By FXEmpire.com

The Light Sweet Crude markets initially fell during the Monday session, only to turn around and pop during the later hours of the session. The oil markets have been held hostage by the situation involving the Iranians and the West as the nuclear program standoff continues between the two. In all practicality, it is very unlikely that the Iranians will block the Strait of Hormuz, but this threat is what started all of this in the marketplace. Many traders are starting to wonder whether or not the Israelis are going to act on their own, and this gets the markets nervous.

Leaving the Middle East alone, there is a significant amount of demand coming out of the emerging markets at the moment. True, the United States is lagging a bit as far as consumption lately, but the Chinese and Indians seem set on making up the difference. With the announcement of a slightly stronger than expected PMI number out of China over the weekend, it suggests that the Chinese are moving right along, and this would mean continued demand out of that large market.

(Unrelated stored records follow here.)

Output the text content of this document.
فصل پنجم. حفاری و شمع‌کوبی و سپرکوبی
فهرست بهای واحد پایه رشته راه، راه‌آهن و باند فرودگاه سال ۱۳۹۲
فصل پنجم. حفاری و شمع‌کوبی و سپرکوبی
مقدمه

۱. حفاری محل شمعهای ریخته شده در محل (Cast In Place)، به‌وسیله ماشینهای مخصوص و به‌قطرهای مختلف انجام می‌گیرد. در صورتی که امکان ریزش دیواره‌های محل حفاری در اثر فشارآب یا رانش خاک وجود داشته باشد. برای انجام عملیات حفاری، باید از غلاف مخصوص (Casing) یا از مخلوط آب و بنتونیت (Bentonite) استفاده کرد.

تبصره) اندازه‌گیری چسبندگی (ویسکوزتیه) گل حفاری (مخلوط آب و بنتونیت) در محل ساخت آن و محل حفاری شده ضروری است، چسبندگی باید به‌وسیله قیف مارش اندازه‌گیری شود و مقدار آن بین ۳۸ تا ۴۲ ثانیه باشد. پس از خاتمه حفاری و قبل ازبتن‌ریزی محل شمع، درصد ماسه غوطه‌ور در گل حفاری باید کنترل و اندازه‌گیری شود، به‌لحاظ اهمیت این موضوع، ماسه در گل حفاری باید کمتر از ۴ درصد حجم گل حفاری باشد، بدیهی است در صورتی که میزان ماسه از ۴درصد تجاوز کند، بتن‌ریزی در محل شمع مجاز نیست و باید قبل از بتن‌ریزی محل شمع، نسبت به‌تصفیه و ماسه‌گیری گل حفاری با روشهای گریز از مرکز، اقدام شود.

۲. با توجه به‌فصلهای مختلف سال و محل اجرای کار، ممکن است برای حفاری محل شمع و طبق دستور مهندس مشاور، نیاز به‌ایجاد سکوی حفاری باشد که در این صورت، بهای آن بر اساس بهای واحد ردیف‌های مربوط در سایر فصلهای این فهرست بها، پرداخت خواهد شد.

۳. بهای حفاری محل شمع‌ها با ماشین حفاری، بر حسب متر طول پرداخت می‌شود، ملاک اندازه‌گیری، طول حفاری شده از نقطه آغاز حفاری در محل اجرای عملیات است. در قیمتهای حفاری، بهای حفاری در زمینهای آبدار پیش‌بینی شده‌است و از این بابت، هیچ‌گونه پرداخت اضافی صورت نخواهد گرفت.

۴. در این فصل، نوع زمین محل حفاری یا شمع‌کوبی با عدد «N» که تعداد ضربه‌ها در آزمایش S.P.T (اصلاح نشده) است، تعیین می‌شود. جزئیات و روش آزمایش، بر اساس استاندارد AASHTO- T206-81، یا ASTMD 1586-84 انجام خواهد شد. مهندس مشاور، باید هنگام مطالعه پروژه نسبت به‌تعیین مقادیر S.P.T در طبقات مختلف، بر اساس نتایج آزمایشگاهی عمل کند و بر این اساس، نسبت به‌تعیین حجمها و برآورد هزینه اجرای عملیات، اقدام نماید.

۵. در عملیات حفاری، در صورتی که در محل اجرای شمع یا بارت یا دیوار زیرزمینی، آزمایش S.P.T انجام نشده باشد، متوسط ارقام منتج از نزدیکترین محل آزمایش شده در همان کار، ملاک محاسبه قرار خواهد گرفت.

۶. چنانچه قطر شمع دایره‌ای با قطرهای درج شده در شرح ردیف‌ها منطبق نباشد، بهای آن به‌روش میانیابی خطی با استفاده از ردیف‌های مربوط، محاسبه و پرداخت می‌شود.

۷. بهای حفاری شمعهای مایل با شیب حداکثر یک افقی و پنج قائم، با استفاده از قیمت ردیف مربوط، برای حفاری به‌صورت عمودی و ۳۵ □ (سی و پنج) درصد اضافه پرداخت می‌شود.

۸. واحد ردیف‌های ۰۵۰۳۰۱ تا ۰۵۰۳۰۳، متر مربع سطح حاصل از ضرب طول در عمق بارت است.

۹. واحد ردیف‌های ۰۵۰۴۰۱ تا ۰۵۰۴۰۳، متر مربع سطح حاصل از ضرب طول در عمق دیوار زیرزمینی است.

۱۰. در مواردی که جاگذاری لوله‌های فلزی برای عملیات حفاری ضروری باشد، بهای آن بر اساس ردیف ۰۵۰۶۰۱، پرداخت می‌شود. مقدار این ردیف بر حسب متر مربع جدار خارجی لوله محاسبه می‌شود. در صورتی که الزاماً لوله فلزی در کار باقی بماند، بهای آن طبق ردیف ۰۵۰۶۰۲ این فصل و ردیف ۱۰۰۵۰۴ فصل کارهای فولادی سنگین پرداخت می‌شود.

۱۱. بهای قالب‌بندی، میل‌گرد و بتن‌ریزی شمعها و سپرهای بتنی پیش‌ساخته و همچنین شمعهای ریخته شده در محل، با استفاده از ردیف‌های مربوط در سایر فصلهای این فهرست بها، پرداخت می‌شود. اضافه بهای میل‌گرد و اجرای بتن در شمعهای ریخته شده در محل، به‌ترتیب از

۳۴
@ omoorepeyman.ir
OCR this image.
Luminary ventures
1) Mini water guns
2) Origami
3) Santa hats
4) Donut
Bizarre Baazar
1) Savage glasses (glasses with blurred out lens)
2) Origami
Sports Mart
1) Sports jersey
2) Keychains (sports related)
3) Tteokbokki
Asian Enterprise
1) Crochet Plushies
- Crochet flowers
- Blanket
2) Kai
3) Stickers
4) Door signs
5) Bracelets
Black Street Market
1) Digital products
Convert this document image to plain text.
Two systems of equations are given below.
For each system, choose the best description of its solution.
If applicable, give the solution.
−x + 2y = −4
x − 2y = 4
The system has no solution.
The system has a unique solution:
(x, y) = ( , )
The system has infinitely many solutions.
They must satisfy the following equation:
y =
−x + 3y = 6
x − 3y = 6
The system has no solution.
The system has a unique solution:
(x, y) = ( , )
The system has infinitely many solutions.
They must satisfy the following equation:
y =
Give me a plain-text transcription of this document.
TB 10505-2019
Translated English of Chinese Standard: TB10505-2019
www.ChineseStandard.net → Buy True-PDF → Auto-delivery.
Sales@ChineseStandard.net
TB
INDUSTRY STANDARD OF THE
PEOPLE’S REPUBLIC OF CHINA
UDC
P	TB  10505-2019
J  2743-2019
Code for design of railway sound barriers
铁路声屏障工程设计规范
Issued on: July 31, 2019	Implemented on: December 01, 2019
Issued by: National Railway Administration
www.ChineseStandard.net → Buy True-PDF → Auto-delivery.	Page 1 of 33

Looking at the charts, the $104 area is still significant, and should continue to support the market. However, what was once a clear flag now looks more and more like a descending channel – a very bearish sign. Because of this, we have to be cognizant of the barriers in order to look for some kind of breakout in either direction. The channel itself is a bit tight, but when it gives it should lead the way for the immediate future in this market.

The Dollar keeps gaining against many other currencies, and as a result the value of it grows. This tends to drive the price down for oil as the stronger Dollar means that it takes less of them to pay for a barrel. With today’s action, we actually like the long side of this trade, but need to see the top of the descending channel broken in order to get involved. Selling is still hard for us to do until we get below the $95 level.